全身が痛むものの、睡眠と薬によりけだるい治りかけの痛気持ちいような血の流れが全身を駆け巡っていた。
「どうして手当を?」
そこにはとんがり帽子をかぶったおっさん小人たちが数人、にやけながら語りだした。
「ここで死なれては死体を運び出すのも一苦労だからの、治して出て行ってもらうほうが手間がはぶける」
「そういうもんなのか、だが助かったよ。でもなんで俺を助けたりしたんだ?」
「お前さんのような魔物の餌にでもなりそうな奴がうろちょろしているとのう、この森の微妙なバランスが崩れてしまうのだよ」
きっと生態系のことを言っているのか?
「ここにはうまみのある餌はいないと、認識させておく必要があるのだよ人間」
体が小さいノーム族なりの生存戦略なのだろう。
「そいつはすまなかった・・・・えっと、何かお礼とかしたいけど手持ちは何もないからなぁ」
するとノーム族が数人集まって本題とばかりに俺の目の前にぴょんぴょんと飛び集まってくる。
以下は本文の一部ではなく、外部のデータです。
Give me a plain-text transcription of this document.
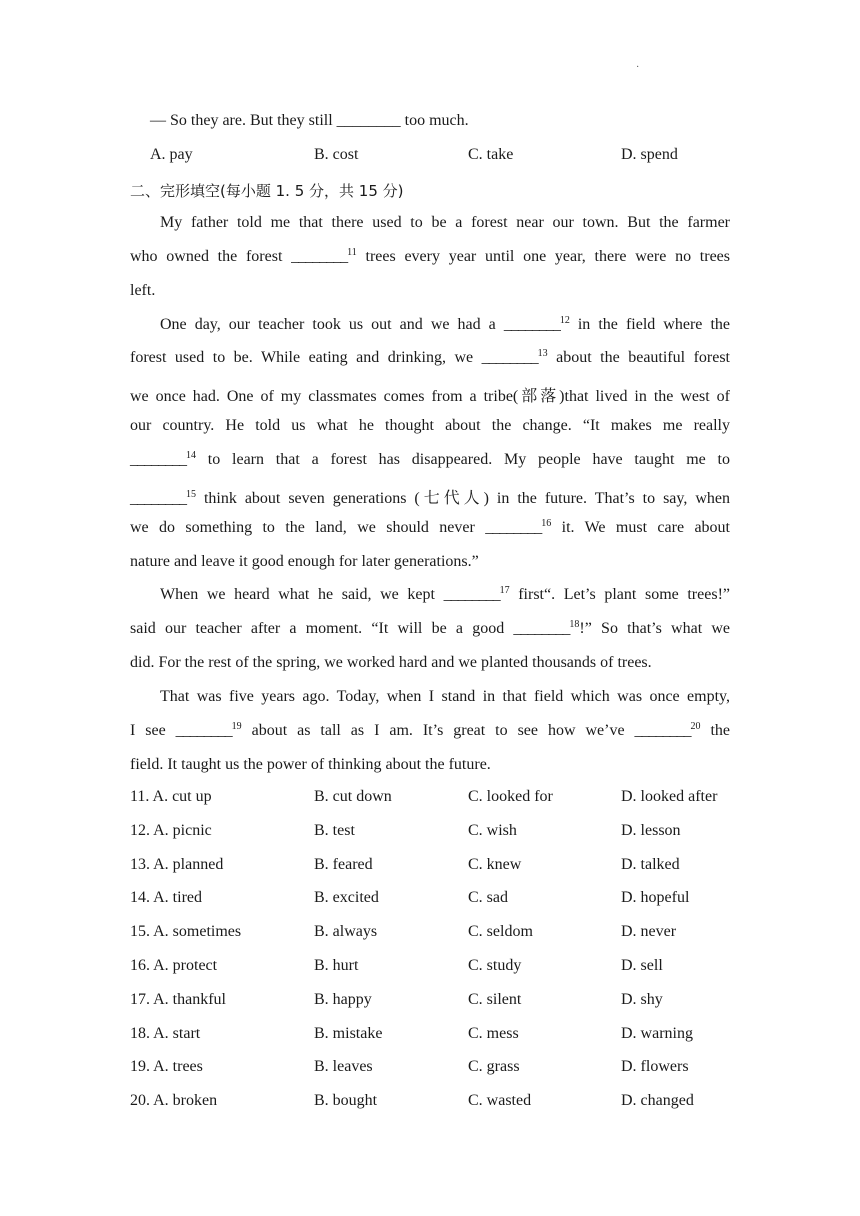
·
— So they are. But they still ________ too much.
A. pay	B. cost	C. take	D. spend
二、完形填空(每小题 1. 5 分，共 15 分)
My father told me that there used to be a forest near our town. But the farmer
who owned the forest ________$^{11}$ trees every year until one year, there were no trees
left.
One day, our teacher took us out and we had a ________$^{12}$ in the field where the
forest used to be. While eating and drinking, we ________$^{13}$ about the beautiful forest
we once had. One of my classmates comes from a tribe(部落)that lived in the west of
our country. He told us what he thought about the change. “It makes me really
________$^{14}$ to learn that a forest has disappeared. My people have taught me to
________$^{15}$ think about seven generations (七代人) in the future. That’s to say, when
we do something to the land, we should never ________$^{16}$ it. We must care about
nature and leave it good enough for later generations.”
When we heard what he said, we kept ________$^{17}$ first“. Let’s plant some trees!”
said our teacher after a moment. “It will be a good ________$^{18}$!” So that’s what we
did. For the rest of the spring, we worked hard and we planted thousands of trees.
That was five years ago. Today, when I stand in that field which was once empty,
I see ________$^{19}$ about as tall as I am. It’s great to see how we’ve ________$^{20}$ the
field. It taught us the power of thinking about the future.
11. A. cut up	B. cut down	C. looked for	D. looked after
12. A. picnic	B. test	C. wish	D. lesson
13. A. planned	B. feared	C. knew	D. talked
14. A. tired	B. excited	C. sad	D. hopeful
15. A. sometimes	B. always	C. seldom	D. never
16. A. protect	B. hurt	C. study	D. sell
17. A. thankful	B. happy	C. silent	D. shy
18. A. start	B. mistake	C. mess	D. warning
19. A. trees	B. leaves	C. grass	D. flowers
20. A. broken	B. bought	C. wasted	D. changed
「それなのだがな人間。わしらもただの善意で助けたのではない、お主に頼みたいことがあるからじゃ」
「もしかして魔物退治か?」
「あほか、そんなもん必要ないわボケ」
「ぼ、ボケって・・・・」
「第一、ギルド証さえ持っておらんような奴に魔物退治などできるはずもないだろうになぁ?」
「「「そうだそうだ!!」」
気付くと村人のかなりの数が俺の部屋の前の広間に集まっている。
子供たちはやはりお人形のようにかわいく、女性たちも特有のかわいらしさをしていた。
葵衣が見たら興奮しながら抱っこしなでなでし頬ずりしていただろう。
「まあ頼まれても武器がないからな」
「頼みたいというのは他でもない。定期的にやってくる人間の行商人が顔を出さないのだ。ここから二日の距離にあるグルノアという街に住むザルバという商人を訪ねてもらえんだろうか?」
そういうことか、なら人間の俺に頼むほうがてっとり早いだろうな。それに人が住む街の情報が手に入ったのはでかい。
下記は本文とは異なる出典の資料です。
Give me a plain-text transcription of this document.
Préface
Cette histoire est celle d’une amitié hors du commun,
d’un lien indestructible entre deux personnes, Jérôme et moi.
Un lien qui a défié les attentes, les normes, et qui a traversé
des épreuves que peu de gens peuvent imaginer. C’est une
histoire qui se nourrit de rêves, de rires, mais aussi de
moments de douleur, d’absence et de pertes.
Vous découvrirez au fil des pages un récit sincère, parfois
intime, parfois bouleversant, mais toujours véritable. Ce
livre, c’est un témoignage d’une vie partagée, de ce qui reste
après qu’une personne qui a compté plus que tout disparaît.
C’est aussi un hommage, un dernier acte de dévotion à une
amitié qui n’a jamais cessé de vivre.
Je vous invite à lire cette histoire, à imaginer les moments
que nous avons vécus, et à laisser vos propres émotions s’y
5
「ここの特産品と必要物資を物々交換って感じなのか?」
「そんなところじゃ。薬をいくつか手に入れたいところなのだがもう予定より一週間以上遅れているのが気になってな、途中で行き倒れていたりすれば大ごとじゃ」
考えてみると彼らなりに俺を利用できると思ってくれたんだろう。
これは善意より遥かに信用できる理由だ。
そして街の場所も知ることができるなら、俺にとって渡りに船。しかもあの縁結びのお守りが熱くなっているのがその証拠とも言える。
「分かった。その依頼受けよう」
「よし、ならば腹ごしらえをしておけ。村一番の漁師タルポが仕留めた四つ目うさぎの肉じゃ」
よ、四ツ目のうさぎって怖すぎだろ。
良く焼けた肉の匂いが食欲を刺激し、口にしたとたん彼らにしてみればかなりの量を俺に分けてくれていることに気付きなんだか申し訳ない気持ちが芽生えてくる。
ガリバーなどは同じ気持ちだったのだろうか?
出発は明日の早朝、案内人がグルノアという街まで続く街道まで送ってくれるらしい。
そこで商人ザルバを訪ねて事情を聴き、街の外で待機する彼らに連絡するところまでが依頼内容とのこと。
力で劣る彼らのことだ、慎重になるのは本能のようなものなのだろう。
ノーム族の薬のおかげで大分体が楽になっている。日頃の鍛錬の成果もあるのかもだが、たびたび猫のようにちょろっと現れては様子を見て去って居く様が何かとかわいらしい。